Based on: Demange, G., D. Gale, and M. Sotomayor (1986): “Multi-item auctions,” Journal of Political Economy, 94, 863–72. [pdf]

Before going into the paper itself, let's start with a small discussion on 'Overdemanded Set', which the paper uses as a part of the mechanism. Let's consider a job-matching problem on a bipartite graph, with W workers and T jobs. The edges in this graph denotes the ability of workers to perform jobs. We are looking for maximum feasible allocation of jobs to workers. Let's assume, |W|=|T|. Hall's Theorem suggest that, if we can find a set of workers(A_w) such that the set of tasks that these workers can "only" perform (T(A_w)) is strictly less [ |A_w| < |T(A_w)| ], then all jobs can't be allocated to individual workers. In this case, A_w can be termed as 'Overdemanded' set of jobs. It's quite possible that a subset of A_w is also an Overdemanded set.

Now to the paper. The paper discusses two algorithms for ascending auctions in multi-item scenario. In multi-item auctions, let's assume that each bidder wants at most one item and they have valuations on each of the item. By using these mechanisms, two important properties of single-item auctions get generalized in multi-item scenario:
(1) Incentive Compatibility: Submitting the true valuation is a (weakly) dominant strategy for the bidders.
(2) The auction converges to the minimum competitive equilibrium price vector. This is the main aim of the paper.

A price vector p will be called competitive equilibrium price if every bidder can be assigned an item from his demand set, and no two bidders get the same object. Prices of unassigned objects are same as reserved price. The paper also suggests another reason to study multi-item dynamic auctions: this allow for a wider range of preferences for bidders (as has been shown by some later work).

The first mechanism, termed as Progressive Auction Mechanism (PAM) proceeds as follows: The auction starts at a price vector equal to the reserve price of each item [*N1]. Price increment is in units of transactions, as applicable. After declaration of price vector by seller, each bidder announces their demand set (the set of items they are willing to have at that price). If an assignment exist, stop. Else, the seller finds the minimum 'over demanded set' of items, and raises price of those items by unit. Seller then re-announces the current price. To emphasize the concept of 'overdemanded set', in this context it is such a set of items that the number of bidders "only" demanding items in this set is greater than the items in this set.

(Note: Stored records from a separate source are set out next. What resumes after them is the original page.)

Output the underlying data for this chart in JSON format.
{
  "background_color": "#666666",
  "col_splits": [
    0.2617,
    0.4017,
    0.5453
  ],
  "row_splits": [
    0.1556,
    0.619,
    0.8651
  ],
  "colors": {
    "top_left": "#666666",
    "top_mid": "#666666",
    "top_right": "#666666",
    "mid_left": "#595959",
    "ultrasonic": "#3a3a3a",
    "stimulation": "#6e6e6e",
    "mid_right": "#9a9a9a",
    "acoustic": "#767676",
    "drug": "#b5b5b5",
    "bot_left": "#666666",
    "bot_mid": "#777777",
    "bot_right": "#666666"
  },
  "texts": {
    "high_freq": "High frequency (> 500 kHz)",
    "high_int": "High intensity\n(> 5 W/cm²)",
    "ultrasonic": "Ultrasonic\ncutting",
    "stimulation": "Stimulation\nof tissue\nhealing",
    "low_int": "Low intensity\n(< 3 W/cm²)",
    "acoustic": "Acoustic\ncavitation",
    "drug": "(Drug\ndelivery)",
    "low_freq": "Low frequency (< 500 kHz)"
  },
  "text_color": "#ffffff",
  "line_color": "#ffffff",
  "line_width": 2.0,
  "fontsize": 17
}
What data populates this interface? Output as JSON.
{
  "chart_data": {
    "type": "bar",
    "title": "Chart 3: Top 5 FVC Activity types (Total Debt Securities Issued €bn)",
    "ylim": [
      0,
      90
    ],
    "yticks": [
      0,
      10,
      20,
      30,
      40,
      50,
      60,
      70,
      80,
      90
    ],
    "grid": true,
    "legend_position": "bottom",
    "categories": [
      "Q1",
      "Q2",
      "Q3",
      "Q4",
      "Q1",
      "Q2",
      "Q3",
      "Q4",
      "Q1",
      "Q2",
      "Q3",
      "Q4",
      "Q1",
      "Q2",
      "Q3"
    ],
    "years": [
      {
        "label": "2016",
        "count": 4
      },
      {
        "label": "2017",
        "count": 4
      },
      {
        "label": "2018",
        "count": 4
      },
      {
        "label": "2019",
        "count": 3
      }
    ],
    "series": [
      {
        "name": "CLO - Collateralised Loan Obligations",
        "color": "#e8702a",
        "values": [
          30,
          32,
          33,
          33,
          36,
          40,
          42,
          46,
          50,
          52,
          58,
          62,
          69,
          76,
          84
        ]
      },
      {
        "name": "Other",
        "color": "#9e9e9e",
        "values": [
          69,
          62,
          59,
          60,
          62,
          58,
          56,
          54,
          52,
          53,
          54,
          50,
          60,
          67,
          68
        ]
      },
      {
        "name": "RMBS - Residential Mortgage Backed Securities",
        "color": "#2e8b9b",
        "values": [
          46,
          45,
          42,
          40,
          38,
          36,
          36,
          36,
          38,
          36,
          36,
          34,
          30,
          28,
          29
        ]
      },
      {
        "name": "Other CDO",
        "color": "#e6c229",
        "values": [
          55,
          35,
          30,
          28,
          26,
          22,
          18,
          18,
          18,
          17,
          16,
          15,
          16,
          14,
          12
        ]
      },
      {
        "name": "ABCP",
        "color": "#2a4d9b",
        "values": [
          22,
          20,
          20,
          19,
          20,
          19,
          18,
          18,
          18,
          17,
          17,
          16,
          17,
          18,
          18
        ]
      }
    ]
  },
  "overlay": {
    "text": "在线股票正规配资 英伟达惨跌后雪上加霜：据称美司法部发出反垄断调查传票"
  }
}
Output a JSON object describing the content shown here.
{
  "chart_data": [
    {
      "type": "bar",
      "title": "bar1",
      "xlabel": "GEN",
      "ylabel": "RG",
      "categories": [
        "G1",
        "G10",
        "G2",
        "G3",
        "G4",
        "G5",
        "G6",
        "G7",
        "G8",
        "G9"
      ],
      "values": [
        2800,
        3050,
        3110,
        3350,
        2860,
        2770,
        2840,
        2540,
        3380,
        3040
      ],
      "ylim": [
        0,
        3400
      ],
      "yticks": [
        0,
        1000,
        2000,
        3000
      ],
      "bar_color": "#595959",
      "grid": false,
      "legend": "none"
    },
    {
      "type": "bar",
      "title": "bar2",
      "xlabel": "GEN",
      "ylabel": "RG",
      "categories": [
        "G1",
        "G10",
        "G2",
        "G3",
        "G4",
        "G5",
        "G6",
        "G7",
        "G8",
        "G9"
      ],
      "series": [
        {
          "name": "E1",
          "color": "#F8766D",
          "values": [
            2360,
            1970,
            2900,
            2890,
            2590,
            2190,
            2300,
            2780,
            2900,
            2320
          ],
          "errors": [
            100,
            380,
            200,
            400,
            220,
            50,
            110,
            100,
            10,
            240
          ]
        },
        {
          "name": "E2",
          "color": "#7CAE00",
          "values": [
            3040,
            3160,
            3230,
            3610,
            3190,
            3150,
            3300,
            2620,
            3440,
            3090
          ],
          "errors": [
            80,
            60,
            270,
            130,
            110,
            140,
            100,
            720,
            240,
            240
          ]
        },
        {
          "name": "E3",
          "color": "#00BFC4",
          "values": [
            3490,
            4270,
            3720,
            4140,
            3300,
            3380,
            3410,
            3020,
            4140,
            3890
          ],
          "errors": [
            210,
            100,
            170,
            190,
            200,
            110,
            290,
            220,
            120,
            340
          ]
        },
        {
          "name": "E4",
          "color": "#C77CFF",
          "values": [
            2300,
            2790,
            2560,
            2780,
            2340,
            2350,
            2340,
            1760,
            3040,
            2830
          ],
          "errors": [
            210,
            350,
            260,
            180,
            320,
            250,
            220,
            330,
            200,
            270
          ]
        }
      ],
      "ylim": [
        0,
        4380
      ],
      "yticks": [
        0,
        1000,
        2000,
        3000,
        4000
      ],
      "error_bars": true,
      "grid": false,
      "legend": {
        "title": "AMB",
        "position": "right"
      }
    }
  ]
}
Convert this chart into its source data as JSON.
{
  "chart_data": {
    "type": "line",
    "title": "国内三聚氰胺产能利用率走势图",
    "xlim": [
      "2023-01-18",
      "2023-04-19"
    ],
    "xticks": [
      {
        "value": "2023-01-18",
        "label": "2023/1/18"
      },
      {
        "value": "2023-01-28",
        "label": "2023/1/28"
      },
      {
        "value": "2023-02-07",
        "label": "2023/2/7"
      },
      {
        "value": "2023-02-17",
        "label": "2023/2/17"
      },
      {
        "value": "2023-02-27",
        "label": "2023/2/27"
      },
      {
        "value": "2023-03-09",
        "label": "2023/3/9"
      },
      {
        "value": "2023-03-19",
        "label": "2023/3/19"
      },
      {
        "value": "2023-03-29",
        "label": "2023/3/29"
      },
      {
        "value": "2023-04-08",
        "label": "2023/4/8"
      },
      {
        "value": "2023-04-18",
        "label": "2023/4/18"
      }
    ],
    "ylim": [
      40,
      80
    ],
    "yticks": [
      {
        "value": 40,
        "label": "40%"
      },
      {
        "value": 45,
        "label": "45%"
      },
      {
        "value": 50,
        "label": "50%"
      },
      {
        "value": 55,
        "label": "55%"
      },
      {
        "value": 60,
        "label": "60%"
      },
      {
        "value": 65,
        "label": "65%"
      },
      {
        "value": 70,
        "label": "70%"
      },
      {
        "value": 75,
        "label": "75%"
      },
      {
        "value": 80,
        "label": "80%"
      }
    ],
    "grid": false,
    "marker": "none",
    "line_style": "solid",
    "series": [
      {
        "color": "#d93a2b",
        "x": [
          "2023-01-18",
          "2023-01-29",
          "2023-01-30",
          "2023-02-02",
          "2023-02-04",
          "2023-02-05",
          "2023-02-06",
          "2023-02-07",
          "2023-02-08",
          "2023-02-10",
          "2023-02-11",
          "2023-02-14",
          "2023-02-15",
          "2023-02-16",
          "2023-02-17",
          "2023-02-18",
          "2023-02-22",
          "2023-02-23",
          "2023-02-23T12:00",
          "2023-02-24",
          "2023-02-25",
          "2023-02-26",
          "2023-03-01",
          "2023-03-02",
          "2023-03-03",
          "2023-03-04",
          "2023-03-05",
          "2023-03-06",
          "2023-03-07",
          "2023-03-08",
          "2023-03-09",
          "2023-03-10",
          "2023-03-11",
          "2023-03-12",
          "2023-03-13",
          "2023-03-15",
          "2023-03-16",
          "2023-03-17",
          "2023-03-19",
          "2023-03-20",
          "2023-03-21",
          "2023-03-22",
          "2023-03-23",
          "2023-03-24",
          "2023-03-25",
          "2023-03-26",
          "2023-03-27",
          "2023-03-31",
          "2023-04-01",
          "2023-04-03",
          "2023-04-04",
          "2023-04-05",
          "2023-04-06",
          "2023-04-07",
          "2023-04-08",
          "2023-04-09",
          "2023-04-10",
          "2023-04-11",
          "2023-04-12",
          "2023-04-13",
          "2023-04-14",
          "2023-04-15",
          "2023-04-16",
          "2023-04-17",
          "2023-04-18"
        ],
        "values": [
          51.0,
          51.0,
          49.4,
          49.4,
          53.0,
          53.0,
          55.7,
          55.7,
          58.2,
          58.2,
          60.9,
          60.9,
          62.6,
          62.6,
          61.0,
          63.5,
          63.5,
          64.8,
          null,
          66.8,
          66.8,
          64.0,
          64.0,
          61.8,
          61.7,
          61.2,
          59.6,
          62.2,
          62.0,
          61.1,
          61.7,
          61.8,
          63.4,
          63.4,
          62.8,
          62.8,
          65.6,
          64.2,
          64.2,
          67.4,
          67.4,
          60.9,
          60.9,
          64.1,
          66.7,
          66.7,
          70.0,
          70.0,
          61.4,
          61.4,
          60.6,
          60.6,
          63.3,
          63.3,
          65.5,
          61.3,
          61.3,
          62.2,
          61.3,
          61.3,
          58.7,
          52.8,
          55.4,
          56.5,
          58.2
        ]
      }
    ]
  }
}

The following example shows this mechanism in action: Consider 4 objects with reserve prices ($1, $2, $1, $3). There are 4 bidders, with valuation matrix as shown below:

		    1    2    3    4
		-----------------------------------
		1 |    $5    $4     $2     $5
		2 |    $2    $5     $3     $6
		3 |    $3    $7     $3     $2
		4 |    $5    $7     $3     $4
		-------------------------------------

		Round 1:         	1    2    3    4
		Sellers Price:         $1    $2    $1    $3
		Demand Set of Bidders {bidder:objects}: {1:1; 2:2,4; 3:2; 4:2}
		Overdemanded Set: {2}, new price of 2=$3

		Round 2:         	1    2    3    4
		Sellers Price:         $1    $3    $1    $3
		Demand Set of Bidders {bidder:objects}: {1:1; 2:4; 3:2; 4:1,2}
		Overdemanded Set: {1,2}, new price of 1=$2, for 2=$3

		Round 3:         	1    2    3    4
		Sellers Price:      	$2    $4    $1    $3
		Demand Set of Bidders {bidder:objects}: {1:1; 2:4; 3:2; 4:1,2}
		Overdemanded Set: {1,2}, new price of 1=$3, for 2=$5

		Round 4:         	1    2    3    4
		Sellers Price:         $3    $5    $1    $3
		Demand Set of Bidders {bidder:objects}: {1:1,4; 2:4; 3:1,2,3; 4:1,2,3}
		Now the following assignment is possible: {1:1, 2:4, 3:2, 4:3}. So the
		auction ends here.
		{$3, $5, $1, $3) are the minimum competitive equilibrium prices.
		

The paper proves the important result for this mechanism: This mechanism always converges to minimum competitive equilibrium price vector.

Since the valuations and prices will not always be integer, the paper proposes a second mechanism, which can be made to reach arbitrarily close to the outcome of the first one. In this mechanism, when a bidder bids for an item, he gets committed to it, unless someone outbids him. If a new bidder wants to outbid another 'committed' bidder, he will raise the price of the item by 'x'. The auction terminates when there is no more uncommitted bidders. The outcome (final assignment) of this mechanism depends on the order in which people bid. The paper shows that the final price of any item in this mechanism will differ by at most 'kx' from PAM, where 'k' is minimum of the number of buyers and sellers.

*N1: Though starting a price vector above reserve price will be more profitable to the seller, he may eventually not get the item sold as the starting price might exceed valuations of all the bidders.